Immer wieder teilte ich dem Urologen meine gleichbleibende Inkontinenz mit und er untersuchte per Ultraschall. Bei dieser Untersuchung wurde eine große Lymphozele festgestellt. Auch hier verwies der Urologe auf Geduld, da sich diese Lymphozele "selbst leert". Erst nach hartnäckigen Hinweisen auf die schlechte Kontinenz wurde ich erneut ins Klinikum überwiesen. Die große Lymphozele wurde noch am Tag der Einweisung unter dem CT punktiert und ich erhielt eine Drainage. Am 4. September 2017 wurde die Drainage im Klinikum entfernt und die Kontinenz besserte sich. Die Anzahl der Einlagen verringerte sich auf 3-8. Die Anzahl ist stark von der Aktivität abhängig.
Wenn ich "faul" bin und nur sitze bleibt die Anzahl bei ca. 3. Sobald aber Bewegung ins Spiel kommt, da reicht ein Arztbesuch aus, steigt die Anzahl auf ca. 8.

Meine Frage ist jetzt ist das ein ganz normaler Verlauf oder gibt es noch Maßnahmen, die meine Kontinenz verbessern können.

Gruß

Matthias

Heribert
20.10.2017, 13:19
Hallo Matthias,

auf meiner letzten Reha bekam ich einen einleuchtenden Tipp: Sobald man den Eindruck bekommt, da läuft was, erneut konzentrieren, den Schließmuskel bewußt in der gerade durchgeführten Bewegung betätigen. Mit der Zeit wird dadurch der Schließmuskel angelernt, sich nur noch dann zu öffnen, wenn es gewollt ist. - Dieses Training sollte man immer und überall fortführen.

Gruß Heribert

Michi1
21.10.2017, 05:48
Außer das bei mir die Lymphozele selbst zurückgegangen ist ist das mit der Inkonzinenz bei mir genau so gewesen. Schau im mein Profil das siehst du wie es bei mir weitergegangen ist.

Reinhold2
21.10.2017, 06:54
Ich habe mir nach der RPE etliche Bücher gekauft.
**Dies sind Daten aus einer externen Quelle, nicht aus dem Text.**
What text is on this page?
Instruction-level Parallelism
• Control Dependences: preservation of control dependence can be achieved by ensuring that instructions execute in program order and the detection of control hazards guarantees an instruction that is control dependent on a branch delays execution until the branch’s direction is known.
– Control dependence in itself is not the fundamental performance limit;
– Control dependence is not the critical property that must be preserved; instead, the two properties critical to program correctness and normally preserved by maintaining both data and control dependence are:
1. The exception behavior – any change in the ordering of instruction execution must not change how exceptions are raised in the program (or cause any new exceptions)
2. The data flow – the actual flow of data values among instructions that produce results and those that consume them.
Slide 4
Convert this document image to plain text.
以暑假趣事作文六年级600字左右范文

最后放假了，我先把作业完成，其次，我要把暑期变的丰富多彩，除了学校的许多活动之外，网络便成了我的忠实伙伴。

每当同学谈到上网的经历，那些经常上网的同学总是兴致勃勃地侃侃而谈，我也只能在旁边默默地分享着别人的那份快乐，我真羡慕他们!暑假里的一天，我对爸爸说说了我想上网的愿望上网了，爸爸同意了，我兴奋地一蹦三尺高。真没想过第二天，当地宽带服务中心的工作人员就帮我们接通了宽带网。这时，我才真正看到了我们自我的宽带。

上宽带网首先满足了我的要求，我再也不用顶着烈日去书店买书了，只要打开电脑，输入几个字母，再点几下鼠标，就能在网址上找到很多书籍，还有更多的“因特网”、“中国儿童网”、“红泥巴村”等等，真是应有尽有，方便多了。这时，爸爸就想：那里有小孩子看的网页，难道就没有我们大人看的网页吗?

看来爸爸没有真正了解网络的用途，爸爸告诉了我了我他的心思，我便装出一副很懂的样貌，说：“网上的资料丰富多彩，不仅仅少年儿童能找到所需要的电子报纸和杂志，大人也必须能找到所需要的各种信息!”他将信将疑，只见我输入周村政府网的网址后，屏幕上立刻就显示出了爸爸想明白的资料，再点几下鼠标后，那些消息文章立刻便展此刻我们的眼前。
Ich gebe zu, die sind teilweise sehr langweilig.
Hier zwei empfehlenswerte:
https://www.amazon.de/Die-Harninkontinenz-beim-Mann-Wolfgang/dp/3790508721/ref=sr_1_1?ie=UTF8&qid=1508564814&sr=8-1&keywords=3790508721

Dieses gefällt mir am besten:
https://www.amazon.de/Beckenbodentraining-f%C3%BCr-M%C3%A4nner-Harninkontinenz-Erektionsst%C3%B6rungen/dp/3437451863/ref=sr_1_1?ie=UTF8&qid=1508565278&sr=8-1&keywords=beckenbodentraining+f%C3%BCr+m%C3%A4nner+ ute+michaelis
"Beckenbodentraining für Männer" von Ute (!) Michaelis, mit sehr vielfältigen und abwechslungsreichen Übungen.

Gruß
Reinhold

GF3Plus3
21.10.2017, 11:52
Hallo,

vielen Dank für die Ratschläge und Buchtips. Da bei dem Eingriff auch der innere Schließmuskel entfernt wurde muß das Beckenbodentraining noch mehr in den Vordergrund treten. Das Anspannen beim Hinsetzen/Aufstehen habe ich bereits in den Tagesablauf integriert.